Bolotnikov, ivan isayevich

(c. 1565-1608), eccezionale leader militare ribelle durante il periodo dei guai in Russia.

Ivan Bolotnikov guidò la cosiddetta ribellione Bolotnikov (1606-1607) contro lo zar Vasily Shuisky. Quella ribellione è stata la più grande e potente rivolta nella storia russa prima del ventesimo secolo ed è stata spesso paragonata alle ribellioni guidate da Stepan Razin ed Emelian Pugachev. Per diverse generazioni, gli studiosi hanno affermato erroneamente che la ribellione di Bolotnikov fosse una rivoluzione sociale contro la servitù guidata da un ex schiavo radicale, Ivan Bolotnikov. In effetti, la ribellione non è stata una rivoluzione sociale; i servi della gleba non vi parteciparono attivamente e gli obiettivi dei ribelli non includevano mai l'abolizione della servitù. Invece, Bolotnikov guidò le forze ribelli fedeli allo zar Dmitry contro l'usurpatore dello zar Vasily Shuisky. Credendo erroneamente che Dmitry fosse sfuggito agli assassini di Shuisky, i ribelli sostanzialmente hanno rinnovato la guerra civile che aveva portato al potere lo zar Dmitry. Le forze di Bolotnikov provenivano da tutte le classi sociali e la rivolta contro Shuisky si diffuse rapidamente dalla Russia sud-occidentale fino a coprire metà del paese.

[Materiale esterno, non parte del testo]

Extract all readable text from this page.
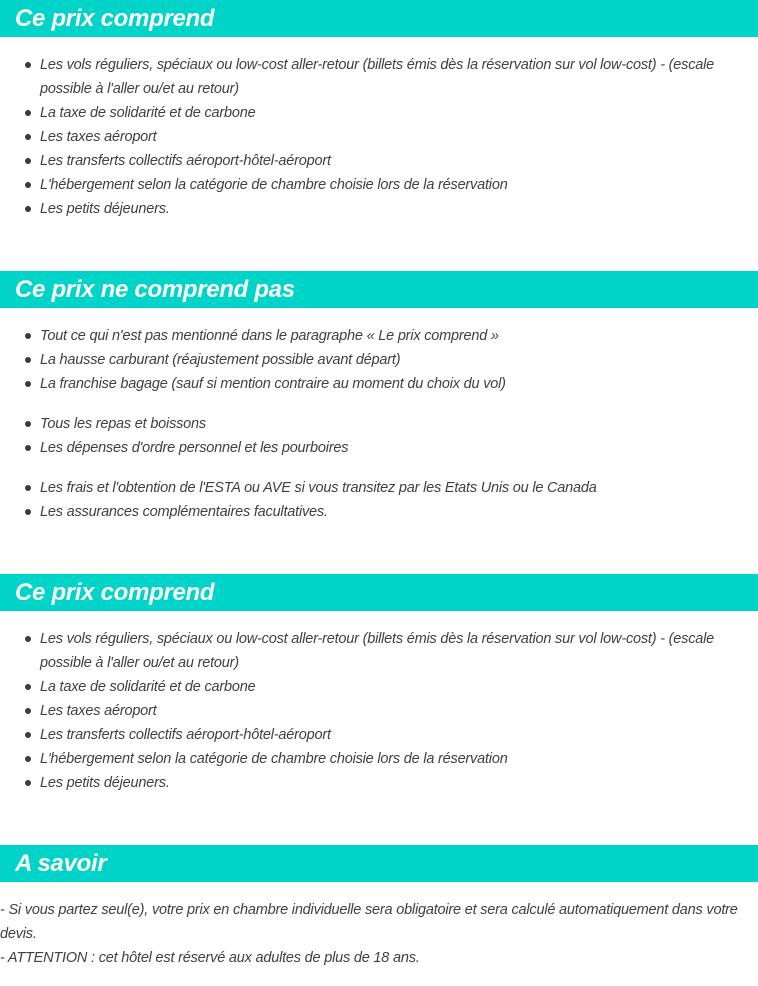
Ce prix comprend
Les vols réguliers, spéciaux ou low-cost aller-retour (billets émis dès la réservation sur vol low-cost) - (escale possible à l'aller ou/et au retour)
La taxe de solidarité et de carbone
Les taxes aéroport
Les transferts collectifs aéroport-hôtel-aéroport
L'hébergement selon la catégorie de chambre choisie lors de la réservation
Les petits déjeuners.
Ce prix ne comprend pas
Tout ce qui n'est pas mentionné dans le paragraphe « Le prix comprend »
La hausse carburant (réajustement possible avant départ)
La franchise bagage (sauf si mention contraire au moment du choix du vol)
Tous les repas et boissons
Les dépenses d'ordre personnel et les pourboires
Les frais et l'obtention de l'ESTA ou AVE si vous transitez par les Etats Unis ou le Canada
Les assurances complémentaires facultatives.
Ce prix comprend
Les vols réguliers, spéciaux ou low-cost aller-retour (billets émis dès la réservation sur vol low-cost) - (escale possible à l'aller ou/et au retour)
La taxe de solidarité et de carbone
Les taxes aéroport
Les transferts collectifs aéroport-hôtel-aéroport
L'hébergement selon la catégorie de chambre choisie lors de la réservation
Les petits déjeuners.
A savoir
- Si vous partez seul(e), votre prix en chambre individuelle sera obligatoire et sera calculé automatiquement dans votre devis.
- ATTENTION : cet hôtel est réservé aux adultes de plus de 18 ans.
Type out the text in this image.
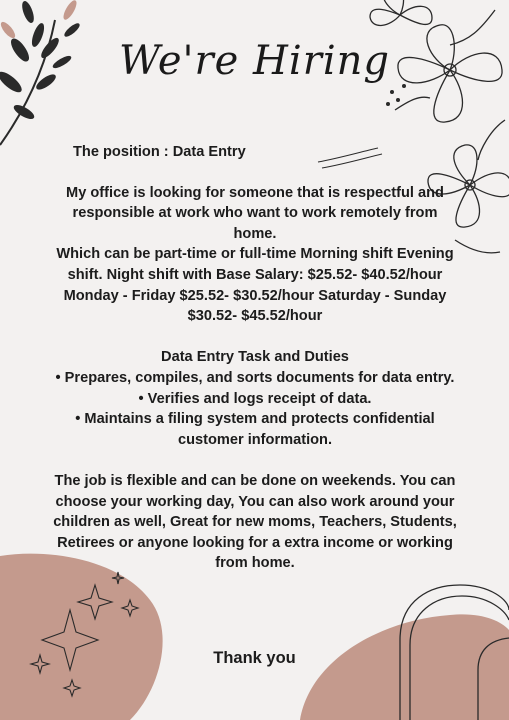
We're Hiring
The position : Data Entry

My office is looking for someone that is respectful and responsible at work who want to work remotely from home.

Which can be part-time or full-time Morning shift Evening shift. Night shift with Base Salary: $25.52- $40.52/hour Monday - Friday $25.52- $30.52/hour Saturday - Sunday $30.52- $45.52/hour

Data Entry Task and Duties

• Prepares, compiles, and sorts documents for data entry.

• Verifies and logs receipt of data.

• Maintains a filing system and protects confidential customer information.

The job is flexible and can be done on weekends. You can choose your working day, You can also work around your children as well, Great for new moms, Teachers, Students, Retirees or anyone looking for a extra income or working from home.

Thank you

Poco si sa di Bolotnikov. Alla fine del sedicesimo secolo, apparentemente servì lo zar come cavaliere, ma cadde in tempi difficili e si assicurò un contratto con un ricco aristocratico come schiavo militare d'élite. In seguito fuggì verso la frontiera meridionale e si unì ai cosacchi del Volga o del Don. Bolotnikov fu infine catturato dai tartari di Crimea e venduto come schiavo; ha trascorso diversi anni lavorando su una nave turca prima che i tedeschi lo liberassero. Sulla via del ritorno in Russia, ha attraversato la Polonia, dove ha sentito parlare di Shuisky Ribellione. Bolotnikov si è recato a Sambor (casa di Marina Mniszech), dove lo ha intervistato un uomo che dichiara di essere lo zar Dmitry. Lo "zar Dmitry" (Mikhail Molchanov) ha nominato Bolotnikov comandante in capo di tutte le forze ribelli che lottano contro Shuisky.

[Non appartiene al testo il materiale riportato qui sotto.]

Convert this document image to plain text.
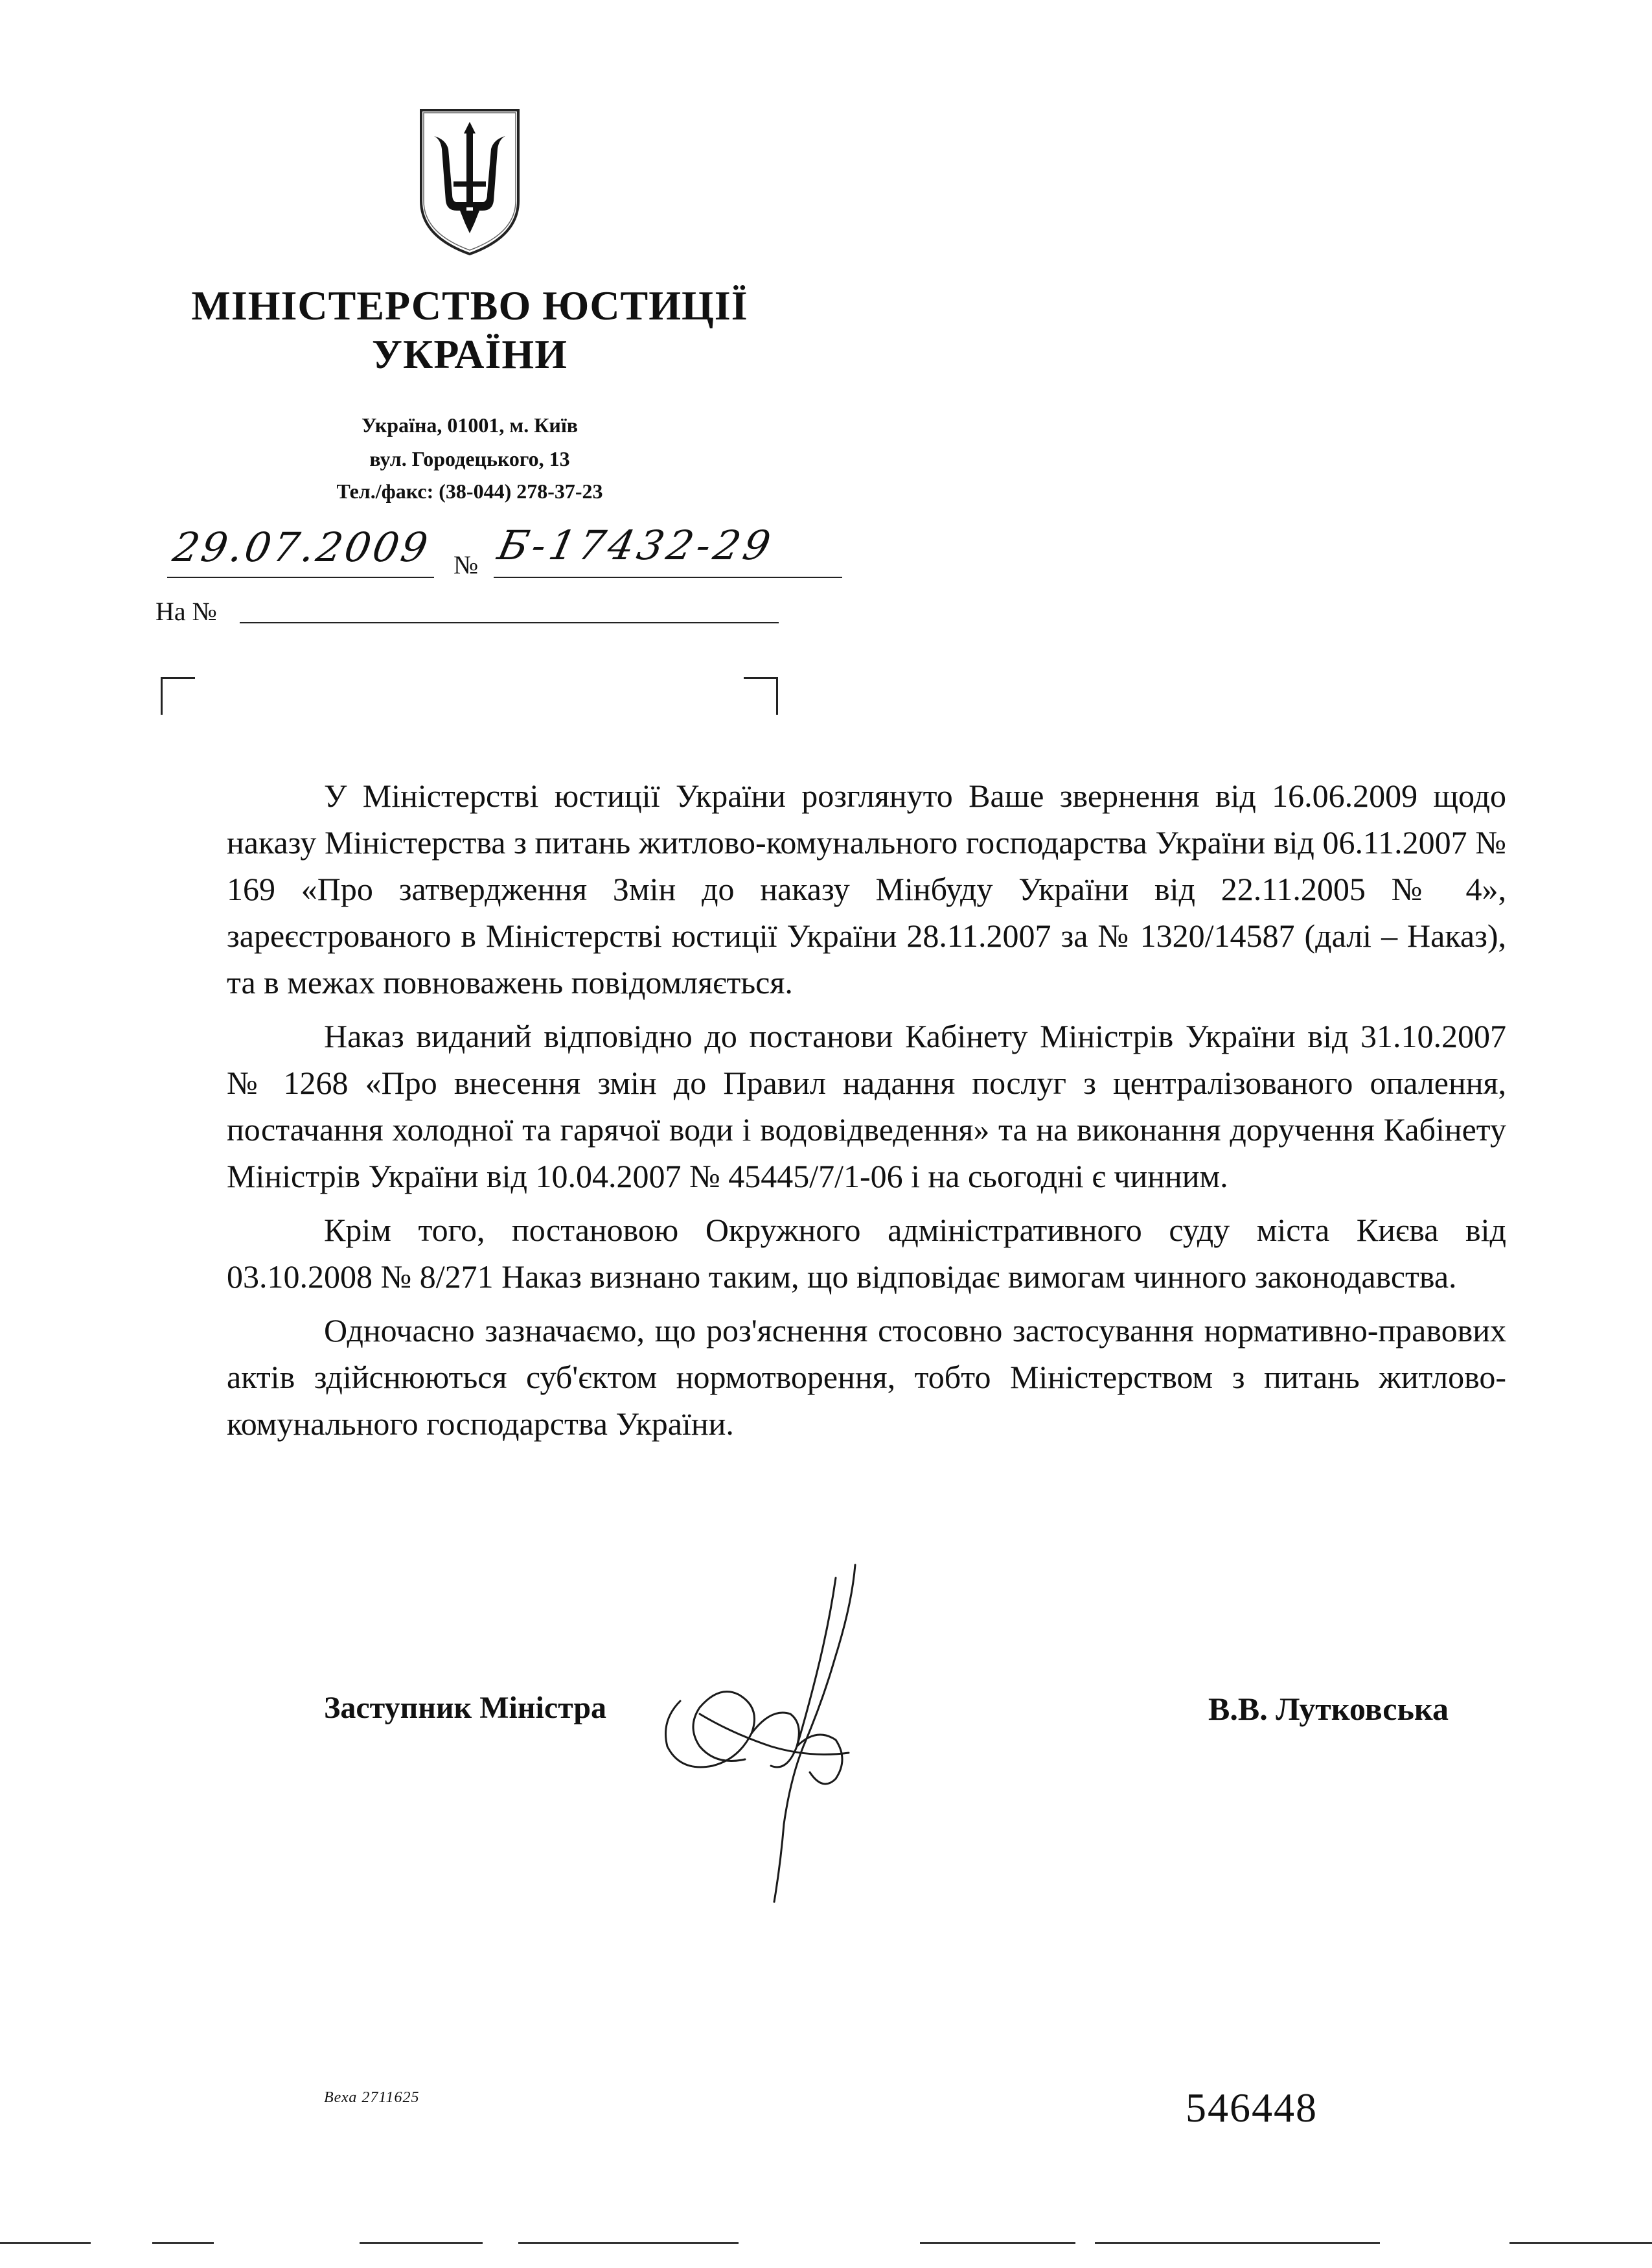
МІНІСТЕРСТВО ЮСТИЦІЇ
УКРАЇНИ
Україна, 01001, м. Київ
вул. Городецького, 13
Тел./факс: (38-044) 278-37-23
29.07.2009 № Б-17432-29
На №

У Міністерстві юстиції України розглянуто Ваше звернення від 16.06.2009 щодо наказу Міністерства з питань житлово-комунального господарства України від 06.11.2007 № 169 «Про затвердження Змін до наказу Мінбуду України від 22.11.2005 № 4», зареєстрованого в Міністерстві юстиції України 28.11.2007 за № 1320/14587 (далі – Наказ), та в межах повноважень повідомляється.

Наказ виданий відповідно до постанови Кабінету Міністрів України від 31.10.2007 № 1268 «Про внесення змін до Правил надання послуг з централізованого опалення, постачання холодної та гарячої води і водовідведення» та на виконання доручення Кабінету Міністрів України від 10.04.2007 № 45445/7/1-06 і на сьогодні є чинним.

Крім того, постановою Окружного адміністративного суду міста Києва від 03.10.2008 № 8/271 Наказ визнано таким, що відповідає вимогам чинного законодавства.

Одночасно зазначаємо, що роз'яснення стосовно застосування нормативно-правових актів здійснюються суб'єктом нормотворення, тобто Міністерством з питань житлово-комунального господарства України.

Заступник Міністра	В.В. Лутковська
Веха 2711625	546448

Qualche tempo durante l'estate del 1606, Bolotnikov arrivò a Putivl (quartier generale della ribellione in nome dello zar Dmitry), prese il comando di un esercito ribelle e iniziò a marciare verso Mosca. Ha sconfitto le forze di Shuisky in rapida ritirata, e città dopo città ha accolto Bolotnikov come un eroe. Durante l'assedio di Mosca (tardo autunno 1606), tuttavia, la rivalità tra Bolotnikov e un altro comandante ribelle, Istoma Pashkov, portò al tradimento dei ribelli da parte di Pashkov durante una battaglia decisiva il 2 dicembre 1606. Costretto a interrompere l'assedio, Bolotnikov si ritirò in buon ordine per Kaluga, dove la sua abile difesa della fortezza ha vanificato tutti gli sforzi dei comandanti di Shuisky per catturare la città. Dopo aver interrotto l'assedio di Kaluga, Bolotnikov condusse i suoi uomini a Tula dalle mura di pietra per unirsi alle altre forze ribelli. Presto Tula fu assediato, ma ancora una volta l'abilità e l'energia di Bolotnikov frustrarono i suoi nemici. Alla fine, l'esercito dello zar Vasily costruì una diga sotto Tula e inondò la città, costringendo i ribelli ad arrendersi il 10 ottobre 1607.

Bolotnikov è riuscito a negoziare buoni rapporti per i ribelli. Si è arreso, ma ai suoi uomini (con le armi) è stato permesso di andare liberi. Molti di loro si sono immediatamente uniti alla guerra civile contro Shuisky entrando al servizio del secondo Falso Dmitry. Bolotnikov fu portato in catene a Mosca come trofeo della vittoria dello zar Vasily sui ribelli. Fu quindi trasferito a Kargopol, nel nord della Russia, dove fu accecato e annegato all'inizio del 1608. La sua reputazione era così grande che persino alcuni dei sostenitori di Shuisky criticarono privatamente lo zar per aver giustiziato il brillante leader ribelle.